Namun, tak ada yang bisa dilakukan. Ia sama sekali belum mampu mengingat pria itu sebagai mantan kekasihnya, sekeras apa pun berusaha.

"Kak Segara bilang kalian punya janji waktu wisuda, akan menikah di masa depan, setelah Kak Segara mapan dengan karier pilot."

"Makanya Kak segara menemui Kak Miya."

Samiya semakin merasa bersalah saja, setelah tahu apa tujuan Kapten Segara sebenarnya. Pria itu memang tak berniat jahat dengannya.

Kapten Segara benar-benar mencintainya bukan? Sampai-sampai pria itu rela kembali hanyalah untuk memenuhi janji yang mereka buat.

"Kak Miya harus terima lamaran Kak Segara. Kasihan Kak Segara patah hati kalau ditolak."

"Daripada ntar Kak Miya dijodohin Papa sama politisi atau pengusaha yang nggak Kak Miya tahu, mending Kak Miya terima Kak Segara."

Kali ini, Samiya terkejut akan penuturan sang adik bungsu tentang perjodohan tak diketahui.

Sanistya mengangguk-angguk. Sudah pasti ada kemungkinan akan terjadi ucapan sang adik.

"Kayaknya Papa ada rencana."

"Emang Kak Miya mau dijodohin?"

"Aku nggak mau." Samiya berujar mantap.

"Nah, makanya Kak Miya harus terima lamaran Kak Segara biar nggak dijodohin sama Papa."

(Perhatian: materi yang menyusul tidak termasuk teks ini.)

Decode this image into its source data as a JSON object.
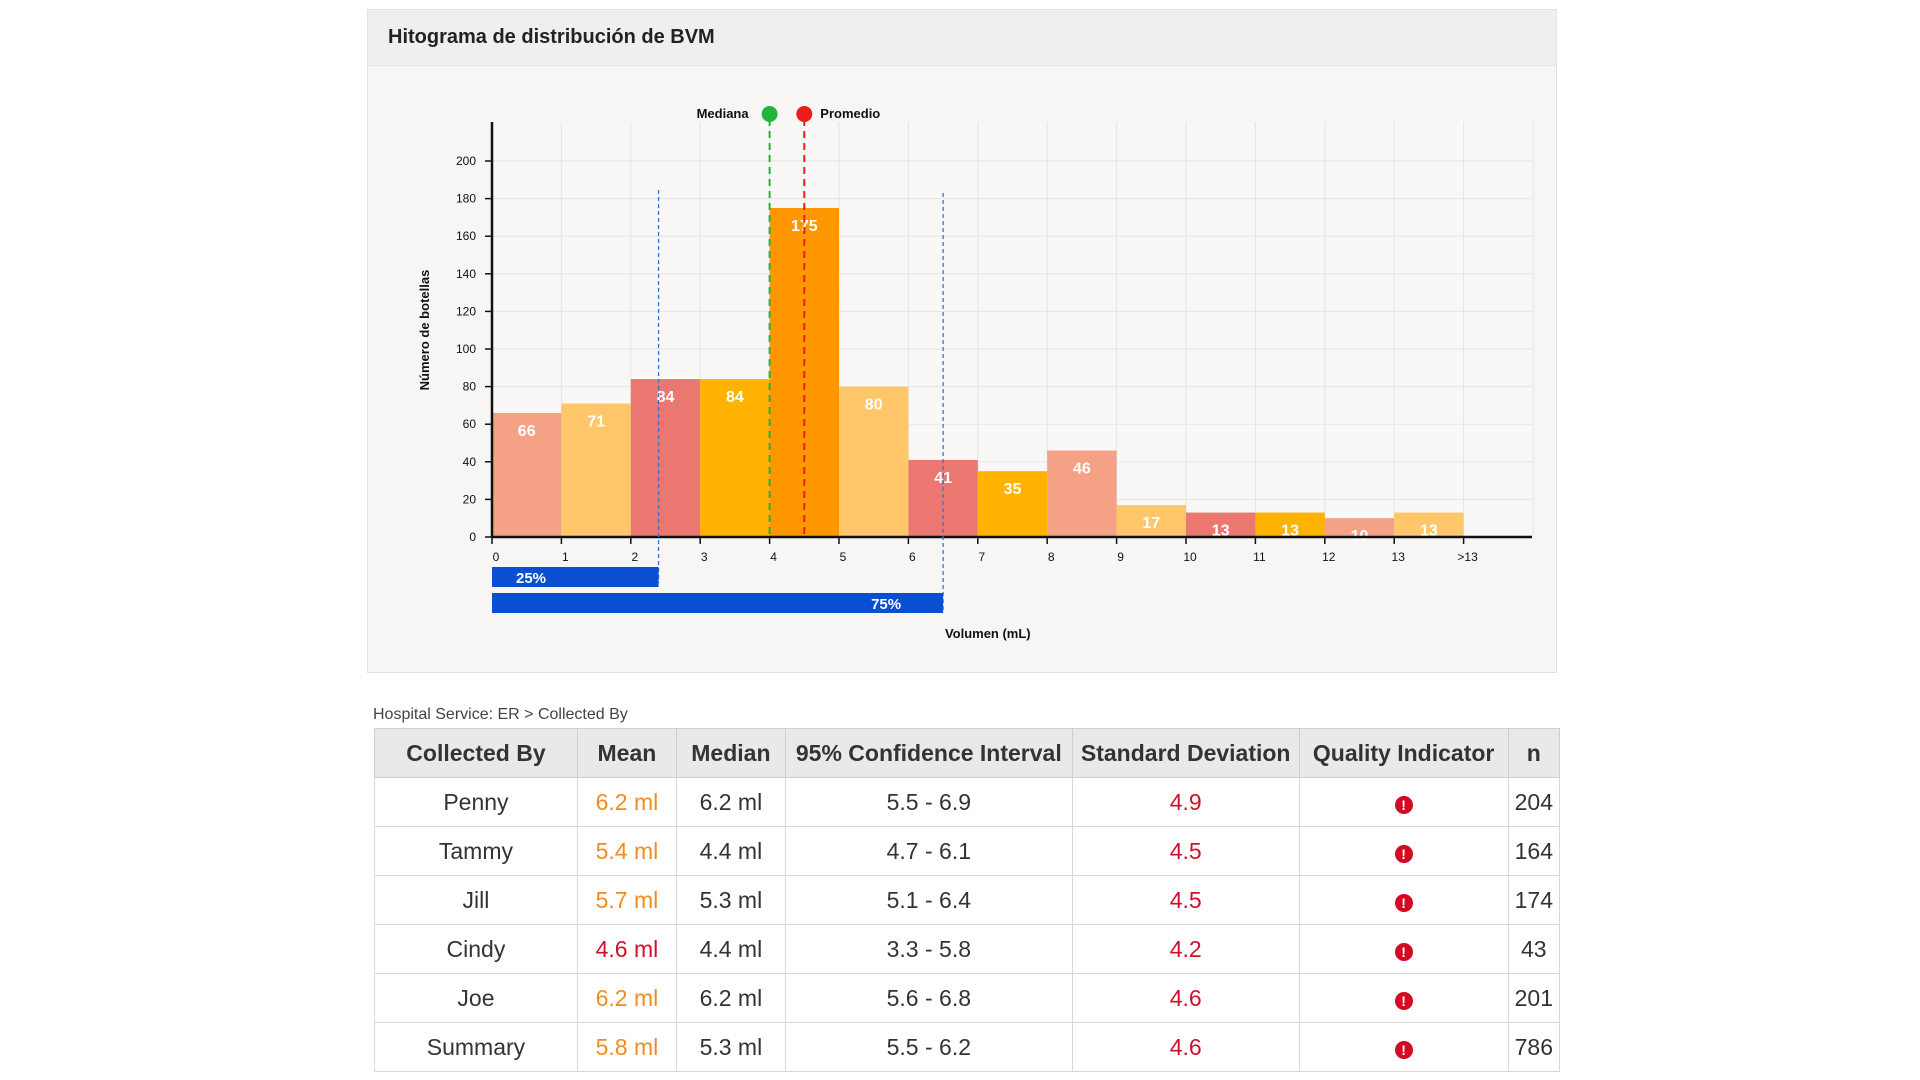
{
  "panel": {
    "title": "Hitograma de distribución de BVM"
  },
  "colors": {
    "bar_palette": [
      "#f5a186",
      "#ffc76a",
      "#ea7871",
      "#ffb200"
    ],
    "mode_bar": "#ff9800",
    "median_line": "#22b53a",
    "mean_line": "#ee1b1b",
    "quartile_bar": "#0a4fd1",
    "quartile_line": "#3b6fd8"
  },
  "chart_data": {
    "type": "bar",
    "title": "",
    "xlabel": "Volumen (mL)",
    "ylabel": "Número de botellas",
    "ylim": [
      0,
      220
    ],
    "yticks": [
      0,
      20,
      40,
      60,
      80,
      100,
      120,
      140,
      160,
      180,
      200
    ],
    "xtick_labels": [
      "0",
      "1",
      "2",
      "3",
      "4",
      "5",
      "6",
      "7",
      "8",
      "9",
      "10",
      "11",
      "12",
      "13",
      ">13"
    ],
    "bins": [
      "0-1",
      "1-2",
      "2-3",
      "3-4",
      "4-5",
      "5-6",
      "6-7",
      "7-8",
      "8-9",
      "9-10",
      "10-11",
      "11-12",
      "12-13",
      "13->13"
    ],
    "values": [
      66,
      71,
      84,
      84,
      175,
      80,
      41,
      35,
      46,
      17,
      13,
      13,
      10,
      13
    ],
    "grid": true,
    "legend": [
      {
        "label": "Mediana",
        "value": 4.0,
        "color": "#22b53a"
      },
      {
        "label": "Promedio",
        "value": 4.5,
        "color": "#ee1b1b"
      }
    ],
    "percentiles": [
      {
        "label": "25%",
        "value": 2.4
      },
      {
        "label": "75%",
        "value": 6.5
      }
    ]
  },
  "table": {
    "breadcrumb": "Hospital Service: ER > Collected By",
    "headers": [
      "Collected By",
      "Mean",
      "Median",
      "95% Confidence Interval",
      "Standard Deviation",
      "Quality Indicator",
      "n"
    ],
    "rows": [
      {
        "name": "Penny",
        "mean": "6.2 ml",
        "mean_status": "orange",
        "median": "6.2 ml",
        "ci": "5.5 - 6.9",
        "sd": "4.9",
        "qi": "!",
        "n": "204"
      },
      {
        "name": "Tammy",
        "mean": "5.4 ml",
        "mean_status": "orange",
        "median": "4.4 ml",
        "ci": "4.7 - 6.1",
        "sd": "4.5",
        "qi": "!",
        "n": "164"
      },
      {
        "name": "Jill",
        "mean": "5.7 ml",
        "mean_status": "orange",
        "median": "5.3 ml",
        "ci": "5.1 - 6.4",
        "sd": "4.5",
        "qi": "!",
        "n": "174"
      },
      {
        "name": "Cindy",
        "mean": "4.6 ml",
        "mean_status": "red",
        "median": "4.4 ml",
        "ci": "3.3 - 5.8",
        "sd": "4.2",
        "qi": "!",
        "n": "43"
      },
      {
        "name": "Joe",
        "mean": "6.2 ml",
        "mean_status": "orange",
        "median": "6.2 ml",
        "ci": "5.6 - 6.8",
        "sd": "4.6",
        "qi": "!",
        "n": "201"
      },
      {
        "name": "Summary",
        "mean": "5.8 ml",
        "mean_status": "orange",
        "median": "5.3 ml",
        "ci": "5.5 - 6.2",
        "sd": "4.6",
        "qi": "!",
        "n": "786"
      }
    ]
  }
}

"Tapi, aku belum ingat siapa Kapten Segara ak-"

"Siapa tahu setelah kalian menikah, Kak Miya bisa ingat lagi Kak Segara dan cinta kalian."

"Ayolah, Kak Miya."

Sanistya akan berusaha mati-matian membujuk sang kakak, tentu saudarinya harus bersedia. Ia sangat ingin menyatukan kembali dua sejoli itu dalam sebuah pernikahan yang bahagia.

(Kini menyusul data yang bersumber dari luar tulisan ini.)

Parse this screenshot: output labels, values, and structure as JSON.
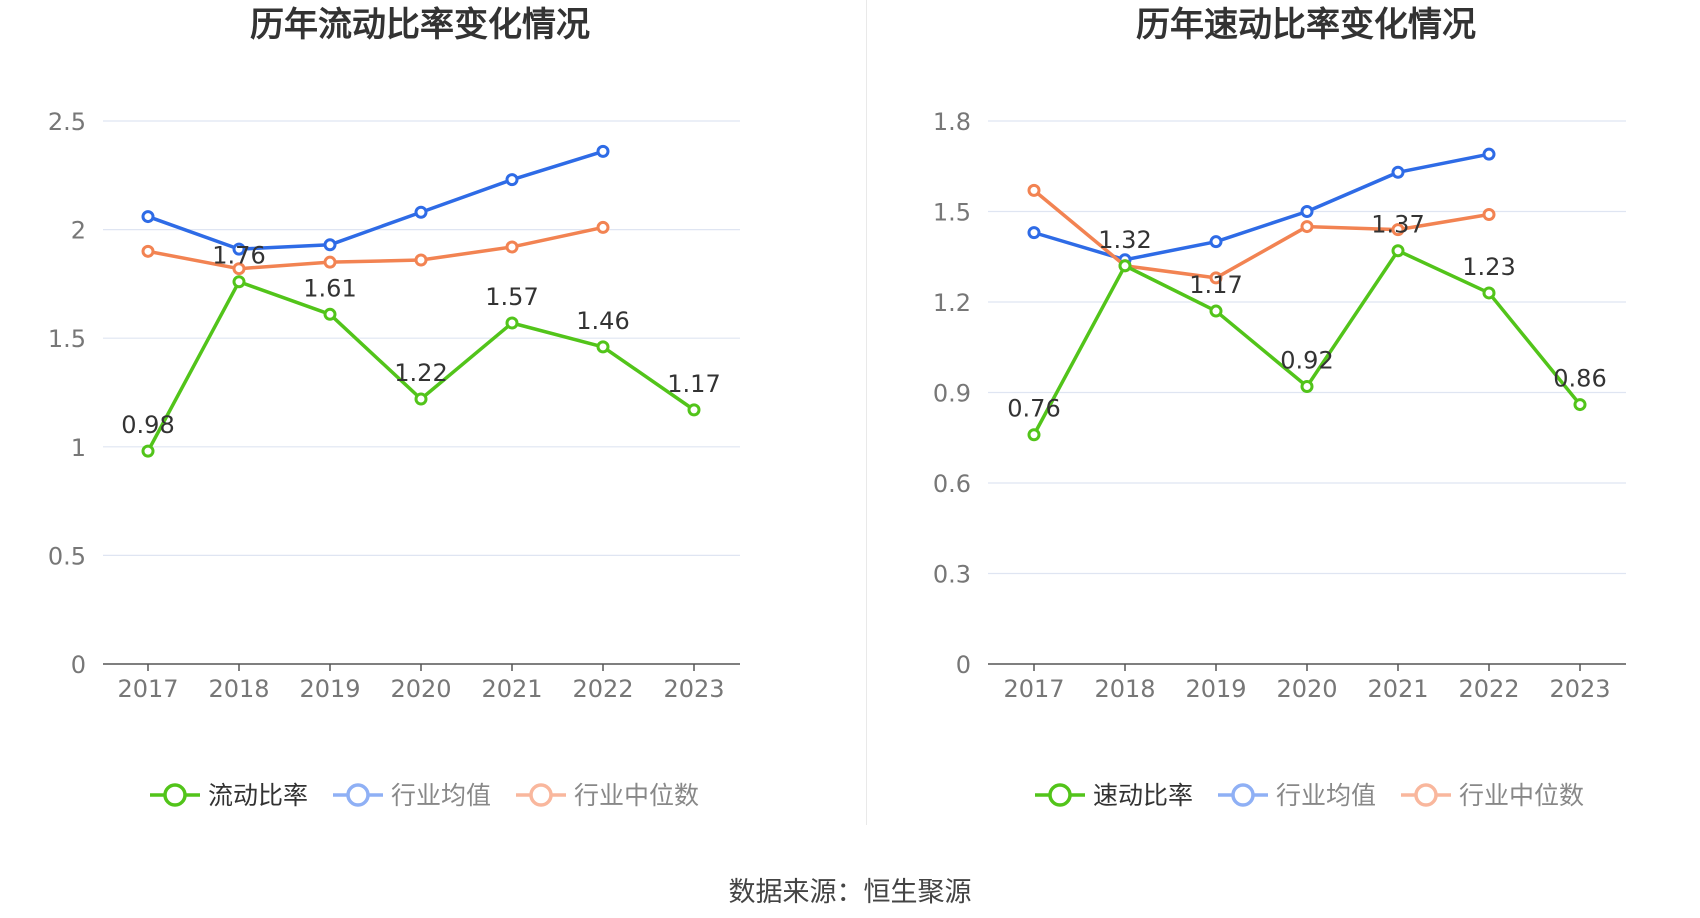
{
  "source": "数据来源：恒生聚源",
  "chart_data": [
    {
      "type": "line",
      "title": "历年流动比率变化情况",
      "categories": [
        "2017",
        "2018",
        "2019",
        "2020",
        "2021",
        "2022",
        "2023"
      ],
      "ylim": [
        0,
        2.5
      ],
      "yticks": [
        "0",
        "0.5",
        "1",
        "1.5",
        "2",
        "2.5"
      ],
      "grid": true,
      "legend_position": "bottom",
      "series": [
        {
          "name": "流动比率",
          "color": "#52c41a",
          "values": [
            0.98,
            1.76,
            1.61,
            1.22,
            1.57,
            1.46,
            1.17
          ],
          "labels": [
            "0.98",
            "1.76",
            "1.61",
            "1.22",
            "1.57",
            "1.46",
            "1.17"
          ]
        },
        {
          "name": "行业均值",
          "color": "#2e6be6",
          "values": [
            2.06,
            1.91,
            1.93,
            2.08,
            2.23,
            2.36,
            null
          ]
        },
        {
          "name": "行业中位数",
          "color": "#f28352",
          "values": [
            1.9,
            1.82,
            1.85,
            1.86,
            1.92,
            2.01,
            null
          ]
        }
      ]
    },
    {
      "type": "line",
      "title": "历年速动比率变化情况",
      "categories": [
        "2017",
        "2018",
        "2019",
        "2020",
        "2021",
        "2022",
        "2023"
      ],
      "ylim": [
        0,
        1.8
      ],
      "yticks": [
        "0",
        "0.3",
        "0.6",
        "0.9",
        "1.2",
        "1.5",
        "1.8"
      ],
      "grid": true,
      "legend_position": "bottom",
      "series": [
        {
          "name": "速动比率",
          "color": "#52c41a",
          "values": [
            0.76,
            1.32,
            1.17,
            0.92,
            1.37,
            1.23,
            0.86
          ],
          "labels": [
            "0.76",
            "1.32",
            "1.17",
            "0.92",
            "1.37",
            "1.23",
            "0.86"
          ]
        },
        {
          "name": "行业均值",
          "color": "#2e6be6",
          "values": [
            1.43,
            1.34,
            1.4,
            1.5,
            1.63,
            1.69,
            null
          ]
        },
        {
          "name": "行业中位数",
          "color": "#f28352",
          "values": [
            1.57,
            1.32,
            1.28,
            1.45,
            1.44,
            1.49,
            null
          ]
        }
      ]
    }
  ]
}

"Gimana, Kakakku?" Sanistya memastikan lagi.

"Kapten Segara belum ada melamarku."

"Sebentar lagi Kak Miya juga dilamar, tunggu aja, Kak. Pokoknya Kak Miya harus terima."

"Iya, Dik. Aku akan terima."

Demi apa pun, Sanistya merasa senang bukan main. Hendak bersorak gembira. Namun tidak mungkin di depan kakak perempuannya.

Saudarinya bisa curiga jika ia berperan penting membantu Kapten Segara memenangkan hati kakaknya. Tentu tak boleh ketahuan sekarang.

Setelah pulang dari apartemen saudarinya, akan segera dihubungi sang calon ipar guna meminta pilot itu segera melamar kakak perempuannya.